Stem with purple node.
Leaves - In whorls of 4 or
5, petiolate, Petioles to +/-2cm long, green. glabrous. Blades to 30cm
long, +9cm broad, elliptic-lanceolate, tapering at base, coarse serrate,
acuminate, very sparse pubescent above, tomentoulose below. Teeth with strigillose
margins and with prickle tip from vascular tissue extending beyond leaf
tissue.
Inflorescence - Flowers in a terminal paniculate cyme to 30cm tall (long), +/-20 cm in diameter. Branches of inflorescence tomentoulose to tomentose, green.
Involucre - 8-9mm tall (long),
2-2.3mm in diameter, greenish white at base, lilac above. Phyllaries imbricate.

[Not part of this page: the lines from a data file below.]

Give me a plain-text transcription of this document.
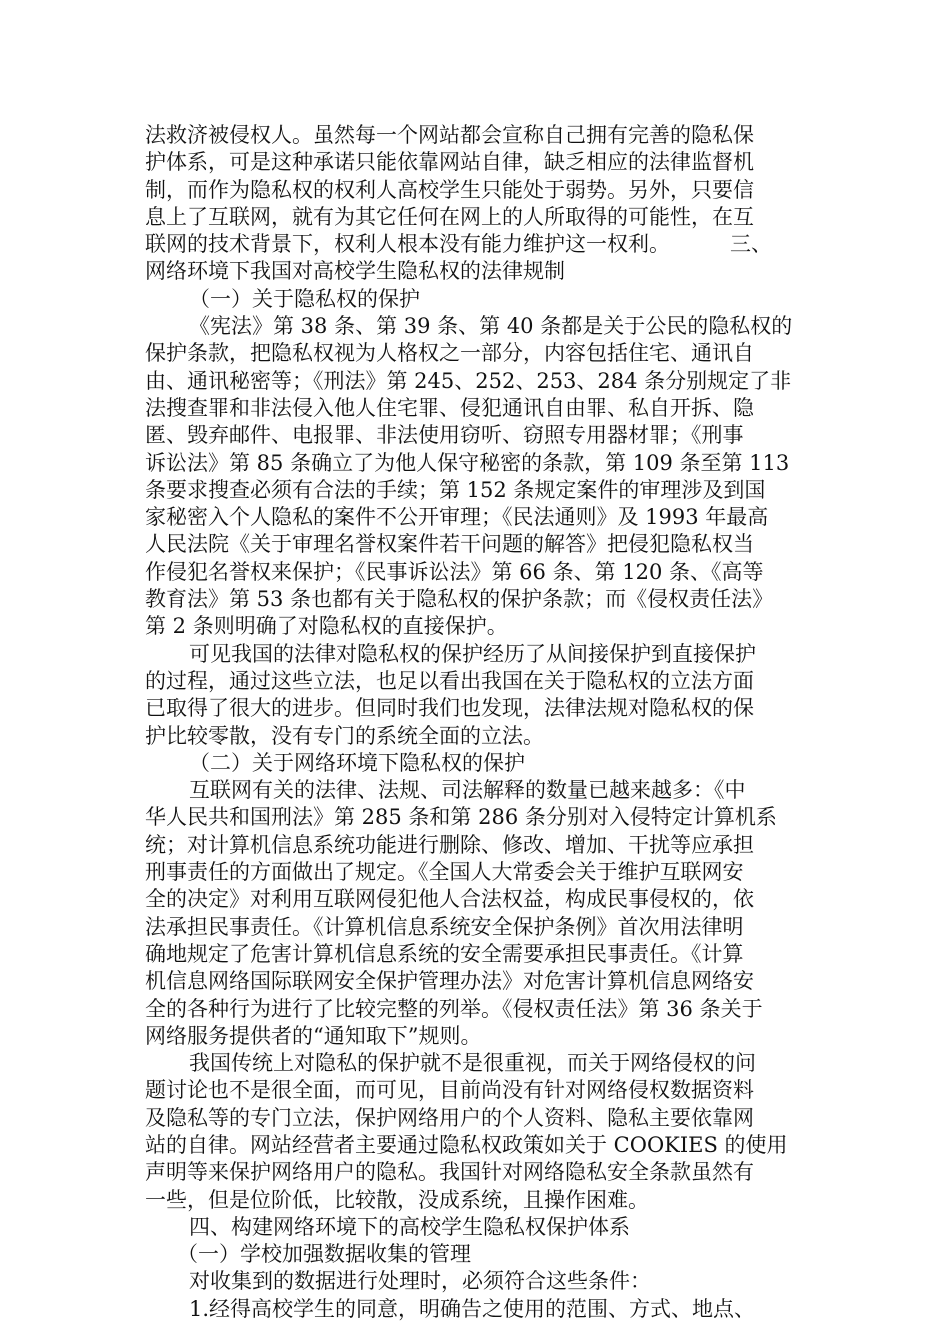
法救济被侵权人。虽然每一个网站都会宣称自己拥有完善的隐私保
护体系，可是这种承诺只能依靠网站自律，缺乏相应的法律监督机
制，而作为隐私权的权利人高校学生只能处于弱势。另外，只要信
息上了互联网，就有为其它任何在网上的人所取得的可能性，在互
联网的技术背景下，权利人根本没有能力维护这一权利。	三、
网络环境下我国对高校学生隐私权的法律规制
（一）关于隐私权的保护
《宪法》第 38 条、第 39 条、第 40 条都是关于公民的隐私权的
保护条款，把隐私权视为人格权之一部分，内容包括住宅、通讯自
由、通讯秘密等；《刑法》第 245、252、253、284 条分别规定了非
法搜查罪和非法侵入他人住宅罪、侵犯通讯自由罪、私自开拆、隐
匿、毁弃邮件、电报罪、非法使用窃听、窃照专用器材罪；《刑事
诉讼法》第 85 条确立了为他人保守秘密的条款，第 109 条至第 113
条要求搜查必须有合法的手续；第 152 条规定案件的审理涉及到国
家秘密入个人隐私的案件不公开审理；《民法通则》及 1993 年最高
人民法院《关于审理名誉权案件若干问题的解答》把侵犯隐私权当
作侵犯名誉权来保护；《民事诉讼法》第 66 条、第 120 条、《高等
教育法》第 53 条也都有关于隐私权的保护条款；而《侵权责任法》
第 2 条则明确了对隐私权的直接保护。
可见我国的法律对隐私权的保护经历了从间接保护到直接保护
的过程，通过这些立法，也足以看出我国在关于隐私权的立法方面
已取得了很大的进步。但同时我们也发现，法律法规对隐私权的保
护比较零散，没有专门的系统全面的立法。
（二）关于网络环境下隐私权的保护
互联网有关的法律、法规、司法解释的数量已越来越多：《中
华人民共和国刑法》第 285 条和第 286 条分别对入侵特定计算机系
统；对计算机信息系统功能进行删除、修改、增加、干扰等应承担
刑事责任的方面做出了规定。《全国人大常委会关于维护互联网安
全的决定》对利用互联网侵犯他人合法权益，构成民事侵权的，依
法承担民事责任。《计算机信息系统安全保护条例》首次用法律明
确地规定了危害计算机信息系统的安全需要承担民事责任。《计算
机信息网络国际联网安全保护管理办法》对危害计算机信息网络安
全的各种行为进行了比较完整的列举。《侵权责任法》第 36 条关于
网络服务提供者的“通知取下”规则。
我国传统上对隐私的保护就不是很重视，而关于网络侵权的问
题讨论也不是很全面，而可见，目前尚没有针对网络侵权数据资料
及隐私等的专门立法，保护网络用户的个人资料、隐私主要依靠网
站的自律。网站经营者主要通过隐私权政策如关于 COOKIES 的使用
声明等来保护网络用户的隐私。我国针对网络隐私安全条款虽然有
一些，但是位阶低，比较散，没成系统，且操作困难。
四、构建网络环境下的高校学生隐私权保护体系
（一）学校加强数据收集的管理
对收集到的数据进行处理时，必须符合这些条件：
1.经得高校学生的同意，明确告之使用的范围、方式、地点、
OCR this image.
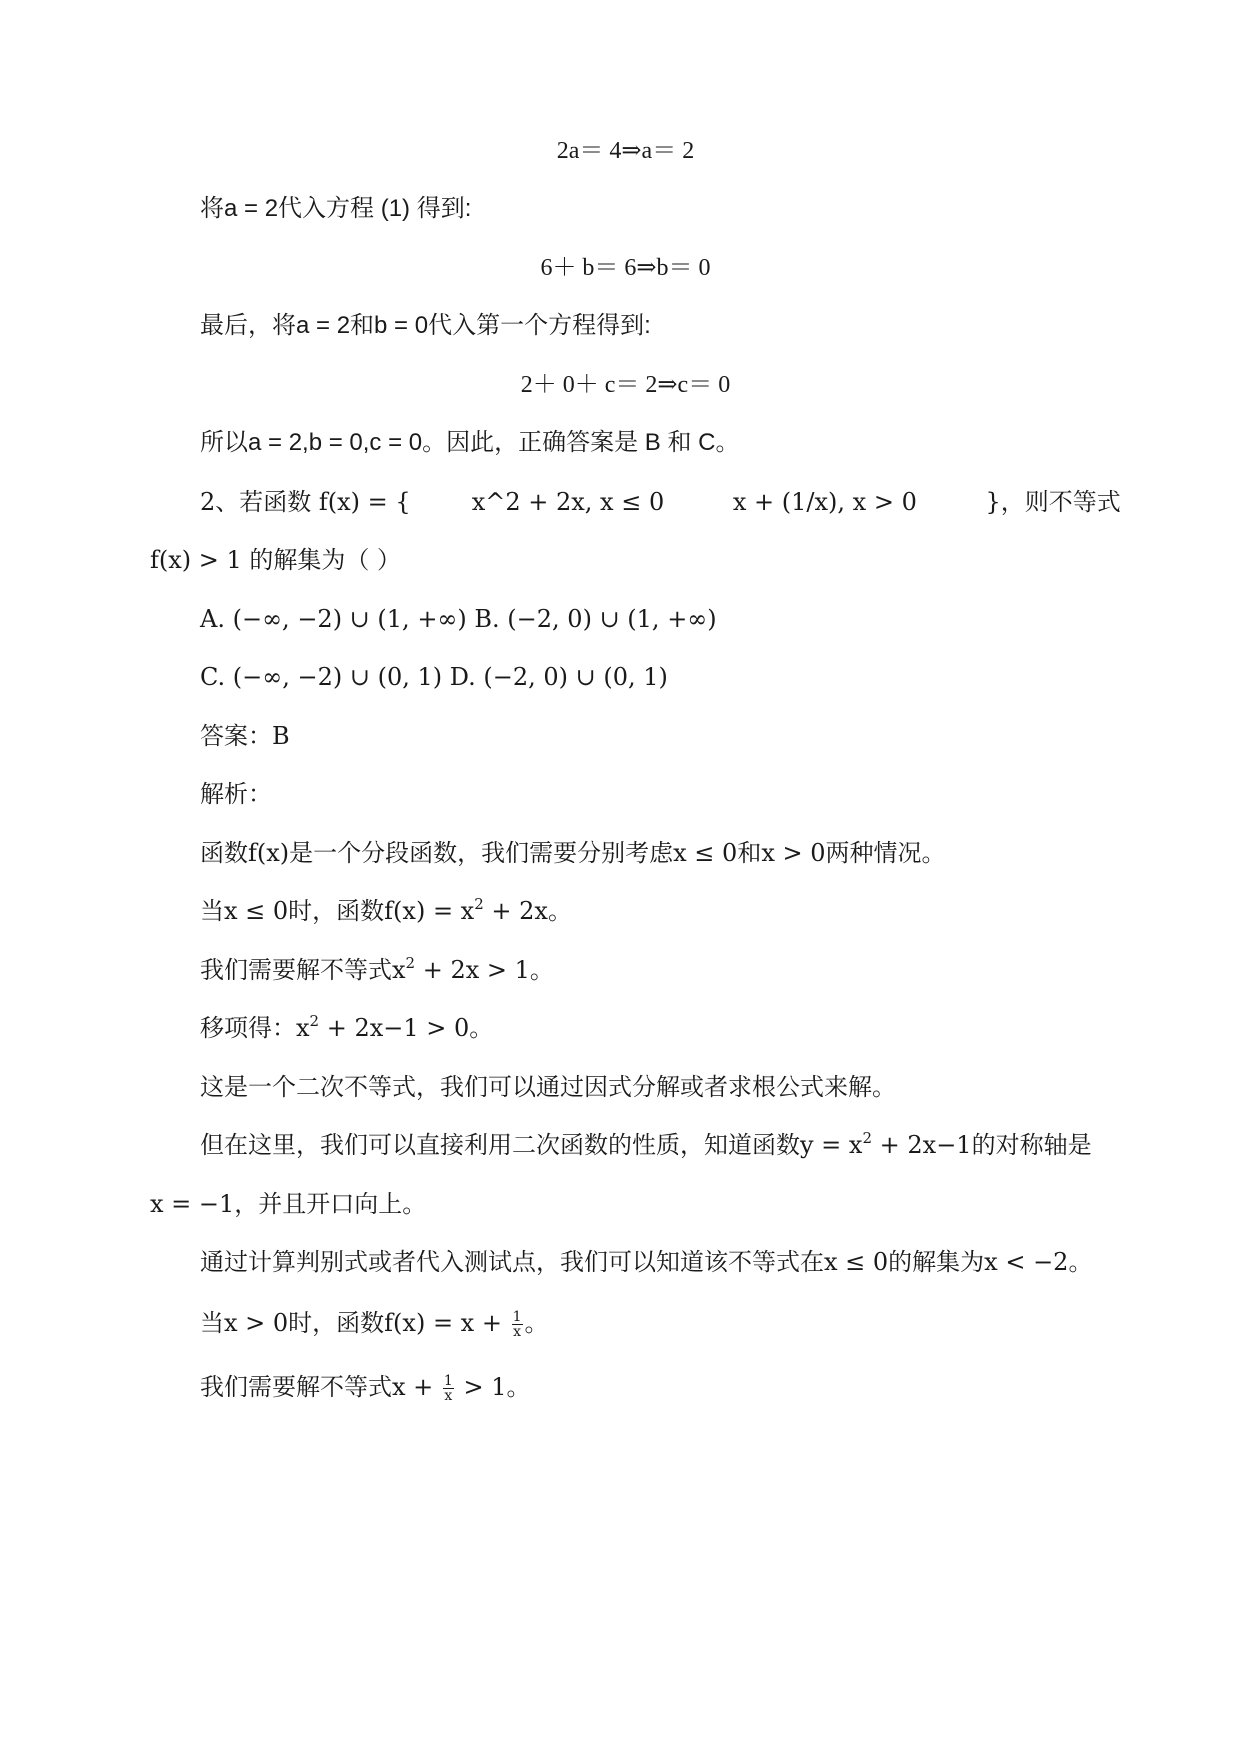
2a＝ 4⇒a＝ 2
将a = 2代入方程 (1) 得到:
6＋ b＝ 6⇒b＝ 0
最后，将a = 2和b = 0代入第一个方程得到:
2＋ 0＋ c＝ 2⇒c＝ 0
所以a = 2,b = 0,c = 0。因此，正确答案是 B 和 C。
2、若函数 f(x) = {        x^2 + 2x, x ≤ 0         x + (1/x), x > 0         }，则不等式
f(x) > 1 的解集为（ ）
A. (−∞, −2) ∪ (1, +∞) B. (−2, 0) ∪ (1, +∞)
C. (−∞, −2) ∪ (0, 1) D. (−2, 0) ∪ (0, 1)
答案：B
解析：
函数f(x)是一个分段函数，我们需要分别考虑x ≤ 0和x > 0两种情况。
当x ≤ 0时，函数$f(x) = x^2 + 2x$。
我们需要解不等式$x^2 + 2x > 1$。
移项得：$x^2 + 2x-1 > 0$。
这是一个二次不等式，我们可以通过因式分解或者求根公式来解。
但在这里，我们可以直接利用二次函数的性质，知道函数$y = x^2 + 2x-1$的对称轴是
x = −1，并且开口向上。
通过计算判别式或者代入测试点，我们可以知道该不等式在x ≤ 0的解集为x < −2。
当x > 0时，函数$f(x) = x + \frac{1}{x}$ 。
我们需要解不等式$x + \frac{1}{x} > 1$。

Outer phyllaries tomentoulose externally. Innermost phyllaries 8mm long,
1mm broad, with scarious margins and few cilia at apex. Flowers 4-6 per
head.
Ray flowers - Absent.
Disk flowers - Corolla tube 5-6mm long, 5-lobed, appressed pubescent, lilac. Lobes .9mm
long, acute. Stamens 5, adnate about 1/2 way up corolla tube. Anthers whitish-pink,
2mm long, connate around style. Style bifurcate. Stigmas 5-6mm long. Achenes
blackish, angled, to 3.5mm long, glabrous. Pappus of capillary bristles
to 6.5mm long.
Flowering - July - September.
Habitat - Moist ground, wooded slopes, wet meadows and thickets, streambanks.
Origin - Native to U.S.
Other info. - This species
can be distinguished from the similar E. fistulosum
Barratt by its green solid stems with purple nodes. E.
fistulosum is much less common in the wild( in Missouri) and
has completely purple stems which are hollow. Both species are popular
in cultivation and often misnamed.
The flowers of E. purpureum
appear white at first but become more purplish with age. The species name
of the plant, purpureum, means "becoming purple".
Photographs taken at the Kansas City Zoo, 7-23-00 and at Cave Spring, Shannon County, MO., 7-17-03.